Diffusiophoresis in the presence of a pH gradient

TL;DR

This paper investigates how pH gradients affect diffusiophoresis of polystyrene particles, highlighting the role of zeta potential variations and the isoelectric point in particle motion within pore geometries.

Contribution

It provides experimental and theoretical insights into pH-dependent diffusiophoresis and diffusioosmosis, emphasizing the impact of the isoelectric point on particle behavior.

Findings

pH influences diffusiophoretic mobility via zeta potential changes

sign reversal of particle motion near the isoelectric point

wall diffusioosmosis affects particle trajectories

Abstract

Diffusiophoresis is the spontaneous motion of particles under gradients of solutes.
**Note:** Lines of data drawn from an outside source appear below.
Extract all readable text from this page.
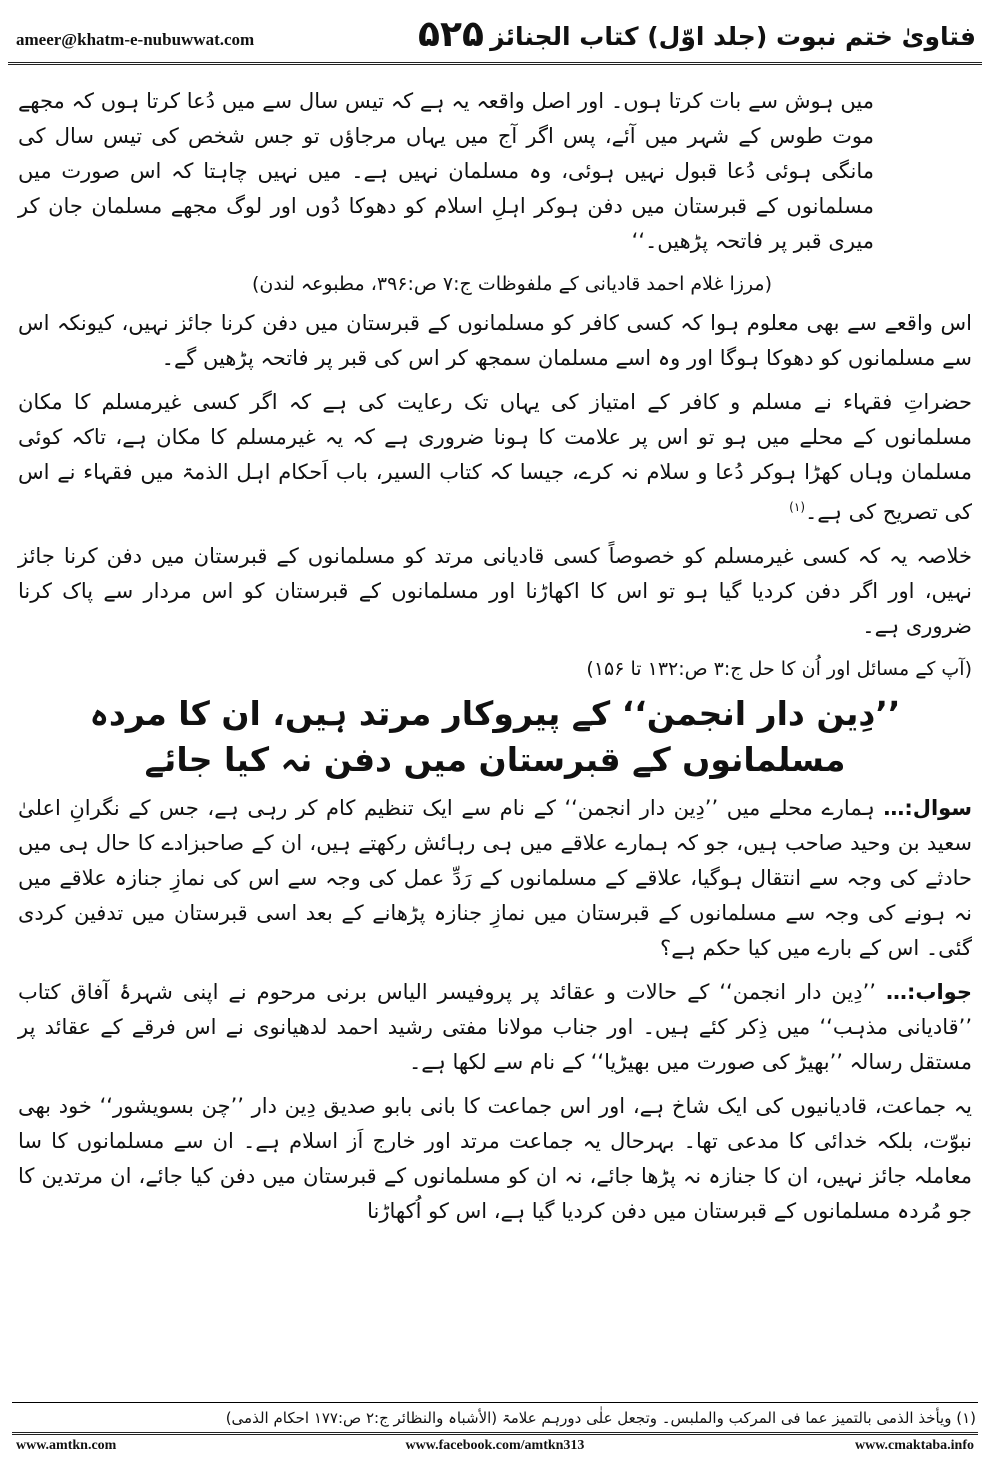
ameer@khatm-e-nubuwwat.com	۵۲۵ فتاویٰ ختم نبوت (جلد اوّل) کتاب الجنائز

میں ہوش سے بات کرتا ہوں۔ اور اصل واقعہ یہ ہے کہ تیس سال سے میں دُعا کرتا ہوں کہ مجھے موت طوس کے شہر میں آئے، پس اگر آج میں یہاں مرجاؤں تو جس شخص کی تیس سال کی مانگی ہوئی دُعا قبول نہیں ہوئی، وہ مسلمان نہیں ہے۔ میں نہیں چاہتا کہ اس صورت میں مسلمانوں کے قبرستان میں دفن ہوکر اہلِ اسلام کو دھوکا دُوں اور لوگ مجھے مسلمان جان کر میری قبر پر فاتحہ پڑھیں۔‘‘

(مرزا غلام احمد قادیانی کے ملفوظات ج:۷ ص:۳۹۶، مطبوعہ لندن)

اس واقعے سے بھی معلوم ہوا کہ کسی کافر کو مسلمانوں کے قبرستان میں دفن کرنا جائز نہیں، کیونکہ اس سے مسلمانوں کو دھوکا ہوگا اور وہ اسے مسلمان سمجھ کر اس کی قبر پر فاتحہ پڑھیں گے۔

حضراتِ فقہاء نے مسلم و کافر کے امتیاز کی یہاں تک رعایت کی ہے کہ اگر کسی غیرمسلم کا مکان مسلمانوں کے محلے میں ہو تو اس پر علامت کا ہونا ضروری ہے کہ یہ غیرمسلم کا مکان ہے، تاکہ کوئی مسلمان وہاں کھڑا ہوکر دُعا و سلام نہ کرے، جیسا کہ کتاب السیر، باب اَحکام اہل الذمۃ میں فقہاء نے اس کی تصریح کی ہے۔$^{(۱)}$

خلاصہ یہ کہ کسی غیرمسلم کو خصوصاً کسی قادیانی مرتد کو مسلمانوں کے قبرستان میں دفن کرنا جائز نہیں، اور اگر دفن کردیا گیا ہو تو اس کا اکھاڑنا اور مسلمانوں کے قبرستان کو اس مردار سے پاک کرنا ضروری ہے۔

(آپ کے مسائل اور اُن کا حل ج:۳ ص:۱۳۲ تا ۱۵۶)

’’دِین دار انجمن‘‘ کے پیروکار مرتد ہیں، ان کا مردہ مسلمانوں کے قبرستان میں دفن نہ کیا جائے

سوال:… ہمارے محلے میں ’’دِین دار انجمن‘‘ کے نام سے ایک تنظیم کام کر رہی ہے، جس کے نگرانِ اعلیٰ سعید بن وحید صاحب ہیں، جو کہ ہمارے علاقے میں ہی رہائش رکھتے ہیں، ان کے صاحبزادے کا حال ہی میں حادثے کی وجہ سے انتقال ہوگیا، علاقے کے مسلمانوں کے رَدِّ عمل کی وجہ سے اس کی نمازِ جنازہ علاقے میں نہ ہونے کی وجہ سے مسلمانوں کے قبرستان میں نمازِ جنازہ پڑھانے کے بعد اسی قبرستان میں تدفین کردی گئی۔ اس کے بارے میں کیا حکم ہے؟

جواب:… ’’دِین دار انجمن‘‘ کے حالات و عقائد پر پروفیسر الیاس برنی مرحوم نے اپنی شہرۂ آفاق کتاب ’’قادیانی مذہب‘‘ میں ذِکر کئے ہیں۔ اور جناب مولانا مفتی رشید احمد لدھیانوی نے اس فرقے کے عقائد پر مستقل رسالہ ’’بھیڑ کی صورت میں بھیڑیا‘‘ کے نام سے لکھا ہے۔

یہ جماعت، قادیانیوں کی ایک شاخ ہے، اور اس جماعت کا بانی بابو صدیق دِین دار ’’چن بسویشور‘‘ خود بھی نبوّت، بلکہ خدائی کا مدعی تھا۔ بہرحال یہ جماعت مرتد اور خارج اَز اسلام ہے۔ ان سے مسلمانوں کا سا معاملہ جائز نہیں، ان کا جنازہ نہ پڑھا جائے، نہ ان کو مسلمانوں کے قبرستان میں دفن کیا جائے، ان مرتدین کا جو مُردہ مسلمانوں کے قبرستان میں دفن کردیا گیا ہے، اس کو اُکھاڑنا

(۱) ویأخذ الذمی بالتمیز عما فی المرکب والملبس۔ وتجعل علٰی دورہم علامۃ (الأشباہ والنظائر ج:۲ ص:۱۷۷ احکام الذمی)
www.amtkn.com	www.facebook.com/amtkn313	www.cmaktaba.info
In electrolyte-driven diffusiophoresis, the zeta potential of the particles is an important surface property that characterizes diffusiophoretic mobility. However, the zeta potential is not a fixed material property and colloidal surfaces often show varying potentials depending on the physical chemistry of the surrounding fluid, e.g., solute type, ionic strength, and pH. In this article, we study experimentally and theoretically pH-dependent diffusiophoresis of polystyrene particles using a dead-end pore geometry. In particular, the influence of the isoelectric point (pI) on diffusiophoresis is demonstrated in the absence and presence of wall diffusioosmosis. Throughout the paper, we show with experiments and model calculations how the pH-dependent diffusiophoresis and diffusioosmosis influence the particle motion in dead-end pore configurations, including changes that occur when there is a sign change in the zeta potential near the pI.